The Proper Way to Use Spark Checkpoint
Posted on 03 Nov 2015, tagged spark
These days I’m using Spark streaming to process real time data. I’m using updateStateByKey
, so I need to add checkpointing, which is a fault tolerance mechanism of Spark streaming. The checkpoint will save DAG and RDDs. So when you restart the Spark application from failure, it will continue to compute.

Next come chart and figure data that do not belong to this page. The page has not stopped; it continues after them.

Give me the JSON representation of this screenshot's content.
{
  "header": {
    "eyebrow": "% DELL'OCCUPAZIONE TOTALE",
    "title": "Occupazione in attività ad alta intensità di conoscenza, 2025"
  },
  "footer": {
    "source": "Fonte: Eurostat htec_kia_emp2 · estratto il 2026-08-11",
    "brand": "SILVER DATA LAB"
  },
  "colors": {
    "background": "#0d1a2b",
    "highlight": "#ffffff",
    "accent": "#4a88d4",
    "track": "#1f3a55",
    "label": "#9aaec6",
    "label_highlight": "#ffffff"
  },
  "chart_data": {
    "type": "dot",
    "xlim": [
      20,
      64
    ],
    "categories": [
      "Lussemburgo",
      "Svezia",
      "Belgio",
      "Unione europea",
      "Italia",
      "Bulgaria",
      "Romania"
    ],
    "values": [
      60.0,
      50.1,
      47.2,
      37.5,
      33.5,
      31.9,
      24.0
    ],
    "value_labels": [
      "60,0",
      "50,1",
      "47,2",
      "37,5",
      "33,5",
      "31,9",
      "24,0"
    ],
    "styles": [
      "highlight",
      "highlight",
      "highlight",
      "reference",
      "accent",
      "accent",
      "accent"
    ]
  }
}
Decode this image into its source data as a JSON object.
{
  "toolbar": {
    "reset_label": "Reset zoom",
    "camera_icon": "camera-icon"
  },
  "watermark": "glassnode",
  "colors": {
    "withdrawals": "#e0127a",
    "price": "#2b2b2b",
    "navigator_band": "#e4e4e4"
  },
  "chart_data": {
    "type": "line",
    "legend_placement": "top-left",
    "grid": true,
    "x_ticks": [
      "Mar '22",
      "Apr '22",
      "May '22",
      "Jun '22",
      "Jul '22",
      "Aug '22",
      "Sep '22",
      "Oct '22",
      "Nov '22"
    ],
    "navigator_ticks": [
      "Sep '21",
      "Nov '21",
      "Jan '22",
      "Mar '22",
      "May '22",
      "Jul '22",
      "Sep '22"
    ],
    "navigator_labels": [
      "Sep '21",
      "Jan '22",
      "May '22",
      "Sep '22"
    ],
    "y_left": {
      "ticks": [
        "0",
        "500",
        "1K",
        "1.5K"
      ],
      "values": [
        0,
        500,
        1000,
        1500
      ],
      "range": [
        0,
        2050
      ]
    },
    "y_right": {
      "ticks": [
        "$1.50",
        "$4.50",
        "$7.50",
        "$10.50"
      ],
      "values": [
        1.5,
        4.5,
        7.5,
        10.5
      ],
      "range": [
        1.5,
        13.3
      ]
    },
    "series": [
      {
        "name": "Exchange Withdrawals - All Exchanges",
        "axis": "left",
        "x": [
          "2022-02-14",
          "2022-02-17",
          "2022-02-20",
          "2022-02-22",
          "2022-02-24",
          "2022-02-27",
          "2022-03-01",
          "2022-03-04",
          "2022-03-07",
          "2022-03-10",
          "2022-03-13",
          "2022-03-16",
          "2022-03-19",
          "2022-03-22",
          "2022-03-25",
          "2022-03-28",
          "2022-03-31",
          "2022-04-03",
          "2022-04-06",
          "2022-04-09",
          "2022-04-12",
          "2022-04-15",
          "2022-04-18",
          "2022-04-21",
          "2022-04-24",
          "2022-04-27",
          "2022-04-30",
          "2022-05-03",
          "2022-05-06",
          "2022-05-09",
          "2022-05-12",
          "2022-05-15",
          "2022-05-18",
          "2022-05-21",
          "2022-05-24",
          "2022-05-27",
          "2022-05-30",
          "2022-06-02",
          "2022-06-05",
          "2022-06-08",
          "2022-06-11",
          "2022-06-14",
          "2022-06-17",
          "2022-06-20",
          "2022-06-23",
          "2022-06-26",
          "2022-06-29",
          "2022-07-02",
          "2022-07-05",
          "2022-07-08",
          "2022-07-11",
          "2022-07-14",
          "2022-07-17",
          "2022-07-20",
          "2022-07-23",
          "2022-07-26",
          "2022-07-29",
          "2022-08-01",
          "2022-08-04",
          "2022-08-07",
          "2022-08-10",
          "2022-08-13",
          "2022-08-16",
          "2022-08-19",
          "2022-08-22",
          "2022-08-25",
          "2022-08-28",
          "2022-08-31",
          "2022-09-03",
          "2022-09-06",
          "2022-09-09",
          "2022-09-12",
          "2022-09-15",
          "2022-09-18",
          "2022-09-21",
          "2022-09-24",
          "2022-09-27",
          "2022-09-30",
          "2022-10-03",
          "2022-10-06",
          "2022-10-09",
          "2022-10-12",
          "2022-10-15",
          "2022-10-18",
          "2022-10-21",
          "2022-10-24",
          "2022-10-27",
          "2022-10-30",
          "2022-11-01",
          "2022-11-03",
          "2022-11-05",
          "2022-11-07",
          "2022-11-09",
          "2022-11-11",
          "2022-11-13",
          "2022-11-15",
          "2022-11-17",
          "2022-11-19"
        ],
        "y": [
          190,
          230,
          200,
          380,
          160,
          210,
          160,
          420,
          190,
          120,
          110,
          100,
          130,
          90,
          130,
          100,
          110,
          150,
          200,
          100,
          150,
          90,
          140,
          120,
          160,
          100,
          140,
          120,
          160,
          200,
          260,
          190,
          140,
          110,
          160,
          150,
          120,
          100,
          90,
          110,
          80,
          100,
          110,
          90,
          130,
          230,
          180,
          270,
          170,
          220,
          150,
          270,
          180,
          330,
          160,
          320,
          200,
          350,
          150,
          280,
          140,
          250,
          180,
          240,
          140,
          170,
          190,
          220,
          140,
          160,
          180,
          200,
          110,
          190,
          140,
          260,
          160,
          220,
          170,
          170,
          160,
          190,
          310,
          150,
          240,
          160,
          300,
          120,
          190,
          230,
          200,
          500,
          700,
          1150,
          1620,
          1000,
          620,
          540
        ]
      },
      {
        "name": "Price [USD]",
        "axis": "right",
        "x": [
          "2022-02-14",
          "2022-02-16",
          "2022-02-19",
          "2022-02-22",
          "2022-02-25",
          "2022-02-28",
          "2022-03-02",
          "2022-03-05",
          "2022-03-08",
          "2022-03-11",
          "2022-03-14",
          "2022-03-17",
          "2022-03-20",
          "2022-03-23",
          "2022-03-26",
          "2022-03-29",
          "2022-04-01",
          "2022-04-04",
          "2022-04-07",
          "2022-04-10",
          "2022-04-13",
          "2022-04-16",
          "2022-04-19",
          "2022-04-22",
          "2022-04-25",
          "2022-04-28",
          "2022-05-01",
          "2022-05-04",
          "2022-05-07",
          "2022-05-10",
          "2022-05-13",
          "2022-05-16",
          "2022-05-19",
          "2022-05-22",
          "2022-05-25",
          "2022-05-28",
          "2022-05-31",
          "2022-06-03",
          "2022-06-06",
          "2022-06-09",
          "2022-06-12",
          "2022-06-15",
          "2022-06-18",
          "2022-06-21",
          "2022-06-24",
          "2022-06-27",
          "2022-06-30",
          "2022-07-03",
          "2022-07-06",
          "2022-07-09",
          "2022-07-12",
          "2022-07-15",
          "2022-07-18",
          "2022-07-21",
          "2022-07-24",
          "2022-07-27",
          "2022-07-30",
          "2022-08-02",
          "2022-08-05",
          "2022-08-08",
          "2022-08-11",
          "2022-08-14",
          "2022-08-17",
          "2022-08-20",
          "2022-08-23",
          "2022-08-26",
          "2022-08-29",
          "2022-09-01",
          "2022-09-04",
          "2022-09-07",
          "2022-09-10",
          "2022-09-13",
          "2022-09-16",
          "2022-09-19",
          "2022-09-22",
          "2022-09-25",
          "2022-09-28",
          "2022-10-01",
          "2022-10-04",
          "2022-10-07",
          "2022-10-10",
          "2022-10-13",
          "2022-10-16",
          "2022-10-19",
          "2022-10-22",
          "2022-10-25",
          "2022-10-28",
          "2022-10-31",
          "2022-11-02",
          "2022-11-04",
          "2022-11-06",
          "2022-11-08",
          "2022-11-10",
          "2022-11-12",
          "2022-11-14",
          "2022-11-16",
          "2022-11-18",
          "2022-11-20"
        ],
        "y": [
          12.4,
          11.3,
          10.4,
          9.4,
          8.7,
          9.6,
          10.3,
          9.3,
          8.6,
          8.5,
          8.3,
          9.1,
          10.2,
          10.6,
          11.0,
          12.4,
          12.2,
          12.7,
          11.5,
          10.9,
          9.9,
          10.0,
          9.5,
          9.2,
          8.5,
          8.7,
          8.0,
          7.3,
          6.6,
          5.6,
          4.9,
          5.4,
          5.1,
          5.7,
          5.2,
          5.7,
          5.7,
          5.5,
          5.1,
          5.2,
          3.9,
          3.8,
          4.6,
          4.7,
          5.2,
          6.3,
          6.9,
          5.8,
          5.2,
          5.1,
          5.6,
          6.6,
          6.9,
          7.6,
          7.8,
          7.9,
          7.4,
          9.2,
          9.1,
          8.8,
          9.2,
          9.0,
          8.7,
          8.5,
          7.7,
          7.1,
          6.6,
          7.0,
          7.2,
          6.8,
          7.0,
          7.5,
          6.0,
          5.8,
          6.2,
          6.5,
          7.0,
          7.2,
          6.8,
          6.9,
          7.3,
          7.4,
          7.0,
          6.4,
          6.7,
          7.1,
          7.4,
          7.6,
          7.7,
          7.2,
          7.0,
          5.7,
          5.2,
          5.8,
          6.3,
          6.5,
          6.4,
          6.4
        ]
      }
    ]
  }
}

But there is a problem with checkpointing: you cannot load the checkpointed data once you change the class structure of your code, so the state in updateStateByKey
is lost. This is a pretty big limit. Another solution is to save and load data by ourself, but in this way checkpointing is totally useless and will also break the fault tolerance. What about to use both ways? Then the data may load twice while the application is auto restarted by the Spark cluster, in the case of failure. So I asked this question in the Spark user list and somebody kindly give me a solution: use updateStateByKey
with the parameter initialRDD
.
The answer is a little simple, so I will explain it here. This way is to use both checkpointing and our own data storage mechanism. But we load our data as the initalRDD
of updateStateByKey
. So in both situations, the data will neither lost nor duplicate:
-
When we change the code and redeploy the Spark application, we shutdown the old Spark application gracefully and cleanup the checkpoint data, so the only loaded data is the data we saved.
-
When the Spark application is failure and restart, it will load the data from checkpoint. But the step of DAG is saved so it will not load our own data as
initalRDD
again. So the only loaded data is the checkpointed data.